My son, was written off by his school teachers, when he could not utter a single word, till the about the 4th year of his life.
He bloomed like a flower, when I took him to a practitioner of Wladroff's method of Education.
In fact the best leasson that I have learnt there is - that there is a differnce between teaching and encouraging learning.
While most of the school teach you, this one encourages you to learn - without the fear of being judged!
The question, is that if, we do not approve of the existing system, do we need to be apart of it?
If the answer is No, then isn't this a right time to create a altenative system, that encourages, all children to contribute to humanity at large.
Everybody in his / her own way.
Thanks for sharing the inspirting story of your son. There are too many kids (at all age groups) that aren't being served well today. There is still a one-size-fits-all mindset about kids (even in often highly-heralded "results-oriented" systems, where results are equated with test scores), when reality is that each kid is unique.
I have known way too many people who barely stumbled through schooling, only to blossom into outstanding professionals later in life.
Permit me, to follow up on this with you. Is this, then - not a right time, for the like minded to come together, to create a new system, that really works.
How many Gabrellias’ are we going to see, before we take the initiative?
We may or may not have a plan that puts everything in place. Let time decide that. At least, let us make a beginning.
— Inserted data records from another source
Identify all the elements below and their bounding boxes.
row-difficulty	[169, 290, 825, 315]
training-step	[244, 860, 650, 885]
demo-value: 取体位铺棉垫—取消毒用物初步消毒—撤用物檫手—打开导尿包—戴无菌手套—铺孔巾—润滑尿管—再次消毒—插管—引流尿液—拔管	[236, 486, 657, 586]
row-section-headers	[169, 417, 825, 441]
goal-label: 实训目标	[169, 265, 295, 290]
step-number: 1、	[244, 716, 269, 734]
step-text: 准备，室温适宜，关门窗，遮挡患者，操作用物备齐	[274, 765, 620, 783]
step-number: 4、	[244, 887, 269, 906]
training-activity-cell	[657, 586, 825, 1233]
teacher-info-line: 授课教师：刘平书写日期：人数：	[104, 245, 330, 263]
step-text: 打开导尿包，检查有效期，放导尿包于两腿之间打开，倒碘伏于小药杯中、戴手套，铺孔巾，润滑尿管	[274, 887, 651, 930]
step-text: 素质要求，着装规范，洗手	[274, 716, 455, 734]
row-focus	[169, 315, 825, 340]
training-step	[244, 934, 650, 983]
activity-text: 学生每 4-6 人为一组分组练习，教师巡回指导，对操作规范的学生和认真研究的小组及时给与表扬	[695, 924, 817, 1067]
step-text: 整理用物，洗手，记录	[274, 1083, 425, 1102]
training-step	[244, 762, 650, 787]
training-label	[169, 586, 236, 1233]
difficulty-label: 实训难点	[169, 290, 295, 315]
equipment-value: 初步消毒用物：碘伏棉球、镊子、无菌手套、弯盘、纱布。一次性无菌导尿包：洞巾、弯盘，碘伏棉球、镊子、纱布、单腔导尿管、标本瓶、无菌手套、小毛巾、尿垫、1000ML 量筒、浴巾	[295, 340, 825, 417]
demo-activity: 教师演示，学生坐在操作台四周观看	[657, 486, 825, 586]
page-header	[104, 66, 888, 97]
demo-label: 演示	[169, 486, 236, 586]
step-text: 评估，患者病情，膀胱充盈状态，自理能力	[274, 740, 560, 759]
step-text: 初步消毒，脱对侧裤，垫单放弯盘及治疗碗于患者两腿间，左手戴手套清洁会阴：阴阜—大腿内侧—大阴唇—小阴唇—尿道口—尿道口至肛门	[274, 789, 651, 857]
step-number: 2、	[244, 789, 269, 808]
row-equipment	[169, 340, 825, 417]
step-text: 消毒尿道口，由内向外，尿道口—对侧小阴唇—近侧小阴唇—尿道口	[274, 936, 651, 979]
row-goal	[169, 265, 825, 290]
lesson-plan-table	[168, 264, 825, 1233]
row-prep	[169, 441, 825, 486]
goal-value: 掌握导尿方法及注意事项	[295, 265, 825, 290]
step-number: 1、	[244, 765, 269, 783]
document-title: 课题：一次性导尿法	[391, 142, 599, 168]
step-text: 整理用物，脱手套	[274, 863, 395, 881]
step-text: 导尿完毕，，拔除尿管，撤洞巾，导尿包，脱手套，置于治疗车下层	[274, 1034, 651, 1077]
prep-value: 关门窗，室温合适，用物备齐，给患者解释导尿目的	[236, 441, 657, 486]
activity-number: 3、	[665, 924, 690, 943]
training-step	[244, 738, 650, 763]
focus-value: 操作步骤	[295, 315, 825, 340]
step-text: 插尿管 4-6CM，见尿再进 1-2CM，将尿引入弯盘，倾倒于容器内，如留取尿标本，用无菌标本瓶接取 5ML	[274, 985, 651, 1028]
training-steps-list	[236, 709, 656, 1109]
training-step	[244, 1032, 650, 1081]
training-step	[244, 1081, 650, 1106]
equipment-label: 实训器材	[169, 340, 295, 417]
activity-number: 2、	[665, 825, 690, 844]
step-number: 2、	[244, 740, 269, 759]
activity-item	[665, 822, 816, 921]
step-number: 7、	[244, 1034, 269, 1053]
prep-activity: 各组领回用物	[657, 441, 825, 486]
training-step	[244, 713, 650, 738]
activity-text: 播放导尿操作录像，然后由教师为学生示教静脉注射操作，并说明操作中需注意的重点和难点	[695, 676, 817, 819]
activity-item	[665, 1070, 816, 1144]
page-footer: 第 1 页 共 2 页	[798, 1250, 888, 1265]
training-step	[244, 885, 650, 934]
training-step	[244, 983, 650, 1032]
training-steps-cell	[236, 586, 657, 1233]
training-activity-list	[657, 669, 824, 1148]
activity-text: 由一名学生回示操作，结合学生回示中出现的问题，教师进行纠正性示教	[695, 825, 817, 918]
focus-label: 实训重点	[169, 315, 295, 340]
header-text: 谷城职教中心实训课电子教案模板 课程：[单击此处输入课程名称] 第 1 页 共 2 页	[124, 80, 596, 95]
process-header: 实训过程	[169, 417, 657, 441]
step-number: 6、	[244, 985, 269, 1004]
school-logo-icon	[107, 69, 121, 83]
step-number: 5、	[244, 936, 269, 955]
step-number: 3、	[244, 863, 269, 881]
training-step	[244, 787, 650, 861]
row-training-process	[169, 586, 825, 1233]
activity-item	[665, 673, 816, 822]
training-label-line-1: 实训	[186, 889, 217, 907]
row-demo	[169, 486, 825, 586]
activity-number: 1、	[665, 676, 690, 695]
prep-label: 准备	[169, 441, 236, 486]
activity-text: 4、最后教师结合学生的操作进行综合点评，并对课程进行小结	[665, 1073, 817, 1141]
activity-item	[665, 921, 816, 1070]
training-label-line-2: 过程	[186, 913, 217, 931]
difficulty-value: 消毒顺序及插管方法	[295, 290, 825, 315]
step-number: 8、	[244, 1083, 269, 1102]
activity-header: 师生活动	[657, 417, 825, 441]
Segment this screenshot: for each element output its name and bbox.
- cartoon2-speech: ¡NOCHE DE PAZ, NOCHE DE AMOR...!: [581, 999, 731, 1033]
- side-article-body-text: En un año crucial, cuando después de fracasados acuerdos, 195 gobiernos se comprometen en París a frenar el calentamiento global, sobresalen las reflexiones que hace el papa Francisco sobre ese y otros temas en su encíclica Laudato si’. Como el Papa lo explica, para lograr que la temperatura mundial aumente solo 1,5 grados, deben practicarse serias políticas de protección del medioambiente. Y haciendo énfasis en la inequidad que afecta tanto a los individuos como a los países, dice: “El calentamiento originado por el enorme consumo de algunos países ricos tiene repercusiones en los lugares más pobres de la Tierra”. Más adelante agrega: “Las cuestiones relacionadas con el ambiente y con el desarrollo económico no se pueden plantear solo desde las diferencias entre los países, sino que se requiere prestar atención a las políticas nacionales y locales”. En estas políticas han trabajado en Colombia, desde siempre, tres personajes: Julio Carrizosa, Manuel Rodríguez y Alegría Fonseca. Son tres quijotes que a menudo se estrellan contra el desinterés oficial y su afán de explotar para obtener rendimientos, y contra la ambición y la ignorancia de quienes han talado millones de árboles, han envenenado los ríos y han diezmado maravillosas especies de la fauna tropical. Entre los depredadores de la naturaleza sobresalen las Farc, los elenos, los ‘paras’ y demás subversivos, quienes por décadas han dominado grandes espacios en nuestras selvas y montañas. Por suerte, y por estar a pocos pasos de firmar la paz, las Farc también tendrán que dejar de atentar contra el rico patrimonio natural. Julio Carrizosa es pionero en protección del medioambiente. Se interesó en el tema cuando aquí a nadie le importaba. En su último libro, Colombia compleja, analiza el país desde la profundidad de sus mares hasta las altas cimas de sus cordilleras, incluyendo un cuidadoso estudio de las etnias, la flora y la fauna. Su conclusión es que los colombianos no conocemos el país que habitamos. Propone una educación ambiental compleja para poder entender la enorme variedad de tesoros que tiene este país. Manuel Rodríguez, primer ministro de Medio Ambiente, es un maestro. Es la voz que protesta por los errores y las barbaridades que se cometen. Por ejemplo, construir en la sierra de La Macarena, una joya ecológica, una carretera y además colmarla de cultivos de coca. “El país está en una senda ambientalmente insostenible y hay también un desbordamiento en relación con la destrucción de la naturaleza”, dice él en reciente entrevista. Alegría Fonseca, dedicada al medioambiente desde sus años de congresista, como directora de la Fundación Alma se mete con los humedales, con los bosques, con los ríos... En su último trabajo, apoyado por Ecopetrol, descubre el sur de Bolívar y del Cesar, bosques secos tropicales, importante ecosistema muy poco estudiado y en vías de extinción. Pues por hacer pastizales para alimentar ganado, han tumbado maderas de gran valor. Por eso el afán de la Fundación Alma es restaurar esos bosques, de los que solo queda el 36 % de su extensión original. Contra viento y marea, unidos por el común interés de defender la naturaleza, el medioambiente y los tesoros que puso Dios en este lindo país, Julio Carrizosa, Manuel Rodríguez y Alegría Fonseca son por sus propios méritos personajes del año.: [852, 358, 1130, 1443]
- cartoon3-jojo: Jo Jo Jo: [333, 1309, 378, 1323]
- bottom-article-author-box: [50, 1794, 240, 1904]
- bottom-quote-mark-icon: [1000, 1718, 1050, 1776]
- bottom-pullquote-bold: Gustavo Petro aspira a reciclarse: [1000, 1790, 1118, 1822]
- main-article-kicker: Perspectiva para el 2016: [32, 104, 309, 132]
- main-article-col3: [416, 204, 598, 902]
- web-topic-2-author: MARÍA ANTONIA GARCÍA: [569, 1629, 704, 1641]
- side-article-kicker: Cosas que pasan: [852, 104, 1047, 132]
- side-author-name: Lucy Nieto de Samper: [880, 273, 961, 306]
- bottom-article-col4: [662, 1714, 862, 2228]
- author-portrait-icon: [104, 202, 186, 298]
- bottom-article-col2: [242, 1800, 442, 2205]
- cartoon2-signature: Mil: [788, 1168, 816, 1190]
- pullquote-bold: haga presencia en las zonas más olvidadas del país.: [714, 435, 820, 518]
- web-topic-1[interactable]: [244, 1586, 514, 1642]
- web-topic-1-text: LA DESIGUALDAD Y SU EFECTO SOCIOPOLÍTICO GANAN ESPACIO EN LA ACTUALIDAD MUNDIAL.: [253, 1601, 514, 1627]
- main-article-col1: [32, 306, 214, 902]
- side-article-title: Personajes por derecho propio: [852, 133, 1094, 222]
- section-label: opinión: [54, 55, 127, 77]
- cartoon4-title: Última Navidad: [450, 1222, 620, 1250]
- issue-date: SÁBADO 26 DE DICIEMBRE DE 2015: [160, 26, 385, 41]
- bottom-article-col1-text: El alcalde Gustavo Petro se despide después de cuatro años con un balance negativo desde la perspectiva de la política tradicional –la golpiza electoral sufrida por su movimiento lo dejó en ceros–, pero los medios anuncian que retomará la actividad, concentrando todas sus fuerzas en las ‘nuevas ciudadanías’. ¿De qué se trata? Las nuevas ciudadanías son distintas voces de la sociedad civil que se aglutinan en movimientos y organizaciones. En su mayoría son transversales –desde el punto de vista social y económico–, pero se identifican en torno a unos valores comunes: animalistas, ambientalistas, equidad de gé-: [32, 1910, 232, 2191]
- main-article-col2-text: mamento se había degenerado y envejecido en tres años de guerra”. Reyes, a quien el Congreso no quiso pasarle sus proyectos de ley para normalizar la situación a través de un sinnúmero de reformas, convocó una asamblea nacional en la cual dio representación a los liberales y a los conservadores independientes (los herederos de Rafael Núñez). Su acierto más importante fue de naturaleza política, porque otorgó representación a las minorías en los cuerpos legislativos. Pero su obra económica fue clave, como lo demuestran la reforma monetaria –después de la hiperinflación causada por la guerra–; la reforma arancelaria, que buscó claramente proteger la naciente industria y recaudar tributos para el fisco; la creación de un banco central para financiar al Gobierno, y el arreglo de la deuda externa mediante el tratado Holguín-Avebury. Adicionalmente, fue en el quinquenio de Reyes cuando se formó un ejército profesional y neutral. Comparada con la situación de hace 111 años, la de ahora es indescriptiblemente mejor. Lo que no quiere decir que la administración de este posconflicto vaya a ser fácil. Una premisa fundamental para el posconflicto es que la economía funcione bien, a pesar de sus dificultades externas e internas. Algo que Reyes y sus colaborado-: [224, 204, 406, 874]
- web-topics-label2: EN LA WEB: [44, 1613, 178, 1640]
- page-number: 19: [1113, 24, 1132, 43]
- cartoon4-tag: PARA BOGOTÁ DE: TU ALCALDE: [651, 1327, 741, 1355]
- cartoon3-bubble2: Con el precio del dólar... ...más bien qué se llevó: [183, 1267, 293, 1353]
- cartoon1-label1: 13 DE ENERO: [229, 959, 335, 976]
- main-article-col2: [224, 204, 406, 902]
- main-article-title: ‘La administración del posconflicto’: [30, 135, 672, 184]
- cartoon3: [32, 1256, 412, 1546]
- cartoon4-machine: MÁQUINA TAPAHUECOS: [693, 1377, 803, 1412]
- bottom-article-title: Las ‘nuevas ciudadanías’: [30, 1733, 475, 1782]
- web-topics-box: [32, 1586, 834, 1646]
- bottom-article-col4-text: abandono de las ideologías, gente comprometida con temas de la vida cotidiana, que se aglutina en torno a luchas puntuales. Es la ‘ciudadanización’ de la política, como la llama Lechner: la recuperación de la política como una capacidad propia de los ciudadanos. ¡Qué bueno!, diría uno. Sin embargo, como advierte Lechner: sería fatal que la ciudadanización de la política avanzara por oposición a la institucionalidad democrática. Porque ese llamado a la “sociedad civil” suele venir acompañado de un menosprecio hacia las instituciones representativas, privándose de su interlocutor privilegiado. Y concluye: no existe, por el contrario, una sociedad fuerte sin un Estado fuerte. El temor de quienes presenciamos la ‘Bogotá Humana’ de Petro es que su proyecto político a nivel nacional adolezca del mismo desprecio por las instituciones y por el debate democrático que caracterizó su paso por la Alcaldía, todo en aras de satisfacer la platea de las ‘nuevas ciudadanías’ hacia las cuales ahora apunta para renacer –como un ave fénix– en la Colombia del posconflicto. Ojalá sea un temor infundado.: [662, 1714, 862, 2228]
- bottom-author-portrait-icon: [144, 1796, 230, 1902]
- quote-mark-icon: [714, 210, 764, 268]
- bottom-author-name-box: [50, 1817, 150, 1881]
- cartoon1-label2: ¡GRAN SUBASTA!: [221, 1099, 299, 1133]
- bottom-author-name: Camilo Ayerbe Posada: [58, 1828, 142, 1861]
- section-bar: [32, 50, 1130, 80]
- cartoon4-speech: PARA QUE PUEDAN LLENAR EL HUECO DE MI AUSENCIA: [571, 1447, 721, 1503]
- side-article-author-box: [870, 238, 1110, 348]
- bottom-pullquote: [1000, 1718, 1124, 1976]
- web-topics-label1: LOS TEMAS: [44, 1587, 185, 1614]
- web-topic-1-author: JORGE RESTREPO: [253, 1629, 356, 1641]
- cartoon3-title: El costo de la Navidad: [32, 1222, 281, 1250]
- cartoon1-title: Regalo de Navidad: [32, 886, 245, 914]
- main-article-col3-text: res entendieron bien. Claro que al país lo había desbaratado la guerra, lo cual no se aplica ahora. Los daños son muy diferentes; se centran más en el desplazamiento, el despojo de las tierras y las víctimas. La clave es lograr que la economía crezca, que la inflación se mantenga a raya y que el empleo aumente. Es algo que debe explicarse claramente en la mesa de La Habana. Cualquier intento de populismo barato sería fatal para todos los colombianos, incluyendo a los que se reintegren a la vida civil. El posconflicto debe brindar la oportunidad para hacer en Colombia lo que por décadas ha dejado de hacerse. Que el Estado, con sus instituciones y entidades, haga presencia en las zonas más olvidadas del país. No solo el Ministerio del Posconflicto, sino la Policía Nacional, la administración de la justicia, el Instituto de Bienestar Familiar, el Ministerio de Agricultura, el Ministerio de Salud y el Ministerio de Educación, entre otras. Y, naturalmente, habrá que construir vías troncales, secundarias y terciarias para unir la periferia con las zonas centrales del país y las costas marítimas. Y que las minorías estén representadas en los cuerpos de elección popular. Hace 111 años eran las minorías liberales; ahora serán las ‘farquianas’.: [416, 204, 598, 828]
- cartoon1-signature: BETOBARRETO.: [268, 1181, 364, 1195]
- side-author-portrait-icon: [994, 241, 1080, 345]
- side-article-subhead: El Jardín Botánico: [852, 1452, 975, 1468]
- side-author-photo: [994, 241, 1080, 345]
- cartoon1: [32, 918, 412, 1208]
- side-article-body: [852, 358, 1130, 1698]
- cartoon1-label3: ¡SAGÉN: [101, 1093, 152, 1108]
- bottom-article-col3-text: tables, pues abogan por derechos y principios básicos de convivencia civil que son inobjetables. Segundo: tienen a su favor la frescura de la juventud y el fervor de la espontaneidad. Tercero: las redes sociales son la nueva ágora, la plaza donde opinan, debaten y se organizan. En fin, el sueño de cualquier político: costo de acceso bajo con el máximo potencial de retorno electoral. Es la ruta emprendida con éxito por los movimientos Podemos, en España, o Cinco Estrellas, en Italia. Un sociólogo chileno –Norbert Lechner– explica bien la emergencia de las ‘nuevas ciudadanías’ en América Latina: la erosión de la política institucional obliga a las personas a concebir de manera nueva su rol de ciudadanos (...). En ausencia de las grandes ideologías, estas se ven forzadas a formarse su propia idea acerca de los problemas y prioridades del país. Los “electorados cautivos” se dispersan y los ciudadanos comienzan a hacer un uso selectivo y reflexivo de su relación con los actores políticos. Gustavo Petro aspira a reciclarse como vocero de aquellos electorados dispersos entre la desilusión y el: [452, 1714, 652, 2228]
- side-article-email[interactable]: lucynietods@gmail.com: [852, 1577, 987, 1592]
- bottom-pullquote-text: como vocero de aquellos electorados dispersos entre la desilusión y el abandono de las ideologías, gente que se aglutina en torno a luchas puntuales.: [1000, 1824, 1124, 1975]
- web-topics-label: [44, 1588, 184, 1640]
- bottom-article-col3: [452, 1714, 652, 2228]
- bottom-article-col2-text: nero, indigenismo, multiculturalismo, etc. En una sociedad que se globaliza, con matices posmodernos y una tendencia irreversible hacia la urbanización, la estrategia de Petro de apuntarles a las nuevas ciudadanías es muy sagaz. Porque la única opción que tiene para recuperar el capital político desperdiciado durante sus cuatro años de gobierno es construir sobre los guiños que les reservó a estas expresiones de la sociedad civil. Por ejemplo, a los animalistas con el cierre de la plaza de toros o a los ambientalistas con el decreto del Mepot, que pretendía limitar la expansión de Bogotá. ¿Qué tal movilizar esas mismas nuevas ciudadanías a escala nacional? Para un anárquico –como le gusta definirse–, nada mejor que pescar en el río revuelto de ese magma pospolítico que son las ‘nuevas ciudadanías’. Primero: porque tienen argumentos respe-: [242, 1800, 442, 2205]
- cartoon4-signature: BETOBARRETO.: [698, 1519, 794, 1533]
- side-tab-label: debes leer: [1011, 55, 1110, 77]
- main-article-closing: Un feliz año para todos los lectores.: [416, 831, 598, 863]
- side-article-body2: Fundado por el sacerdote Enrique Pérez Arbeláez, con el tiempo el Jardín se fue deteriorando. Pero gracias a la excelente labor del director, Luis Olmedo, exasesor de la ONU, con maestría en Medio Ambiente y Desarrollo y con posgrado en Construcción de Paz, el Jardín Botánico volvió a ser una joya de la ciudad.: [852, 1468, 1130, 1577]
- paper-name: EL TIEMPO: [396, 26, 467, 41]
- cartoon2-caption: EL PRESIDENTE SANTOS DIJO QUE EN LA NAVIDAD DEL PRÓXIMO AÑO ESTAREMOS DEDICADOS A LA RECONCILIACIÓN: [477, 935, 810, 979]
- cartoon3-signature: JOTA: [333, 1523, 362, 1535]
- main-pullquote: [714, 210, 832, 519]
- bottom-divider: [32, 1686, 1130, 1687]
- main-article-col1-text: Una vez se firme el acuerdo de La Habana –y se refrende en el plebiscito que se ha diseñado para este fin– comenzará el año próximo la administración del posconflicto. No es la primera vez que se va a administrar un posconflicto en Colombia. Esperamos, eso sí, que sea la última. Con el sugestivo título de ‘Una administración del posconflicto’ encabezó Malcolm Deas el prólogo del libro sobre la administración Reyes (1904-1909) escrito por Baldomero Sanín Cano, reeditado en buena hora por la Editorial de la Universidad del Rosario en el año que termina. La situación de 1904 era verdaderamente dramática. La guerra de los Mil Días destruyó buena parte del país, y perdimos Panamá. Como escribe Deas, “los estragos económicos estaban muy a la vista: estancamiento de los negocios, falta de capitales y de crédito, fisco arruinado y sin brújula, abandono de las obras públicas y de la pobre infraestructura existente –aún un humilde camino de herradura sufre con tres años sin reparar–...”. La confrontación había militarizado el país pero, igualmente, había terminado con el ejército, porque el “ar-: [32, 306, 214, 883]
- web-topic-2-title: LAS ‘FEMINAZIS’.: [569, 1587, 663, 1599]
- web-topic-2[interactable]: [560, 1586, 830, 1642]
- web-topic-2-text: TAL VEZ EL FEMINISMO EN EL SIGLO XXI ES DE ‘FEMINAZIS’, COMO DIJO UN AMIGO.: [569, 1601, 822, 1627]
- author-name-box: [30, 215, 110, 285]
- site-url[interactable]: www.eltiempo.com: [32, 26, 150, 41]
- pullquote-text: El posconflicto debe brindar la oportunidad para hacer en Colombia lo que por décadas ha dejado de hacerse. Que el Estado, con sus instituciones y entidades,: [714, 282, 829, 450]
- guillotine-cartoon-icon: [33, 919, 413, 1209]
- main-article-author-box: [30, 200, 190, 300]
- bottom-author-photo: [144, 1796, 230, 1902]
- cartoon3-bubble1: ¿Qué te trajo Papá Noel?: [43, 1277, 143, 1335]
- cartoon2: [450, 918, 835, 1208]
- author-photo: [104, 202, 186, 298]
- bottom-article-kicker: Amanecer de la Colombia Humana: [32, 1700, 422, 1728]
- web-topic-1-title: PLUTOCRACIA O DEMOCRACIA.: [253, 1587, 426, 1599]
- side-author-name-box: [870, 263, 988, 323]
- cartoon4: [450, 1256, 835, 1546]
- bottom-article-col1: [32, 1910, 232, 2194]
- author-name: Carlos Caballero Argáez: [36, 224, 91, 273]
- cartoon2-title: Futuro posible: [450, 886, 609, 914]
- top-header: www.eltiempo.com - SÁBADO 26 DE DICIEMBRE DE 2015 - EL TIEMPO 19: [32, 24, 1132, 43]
It is we who are thirsty and we have only 2 options
1) Dig a well ourselves
2) Wait for somebody to dig it for us
Let us either, either dig until we get water to quench our thirst, or else, let us die, digging the well. At least we could pass away from this world, with the satisfaction of having genuinely tried
The one thing common to all of us, is that we are running out of time. Each passing day, deprives our children the right to live a normal life.
Could we see our children in any other different situation from what Gabrellia went through.
Parents, who do read this, please do contribute your suggestions to this idea.
We are doing something at a higher education level right now in Chennai. We have an in-house faculty, and we take students from humble backgrounds, who cannot afford to pursue higher education, right out of high school, and have classes in computer science and mathematics. Over time, these students are integrated into AdventNet as employees. It started small with 6 students and 2 faculty, and now has grown to about 15 students and 4 faculty members.
Why not share the details of this wonderful concept with the members (especially the newbies) in the group.
May be,they could contribute,to this noble cause, or else could atleast spread the good work.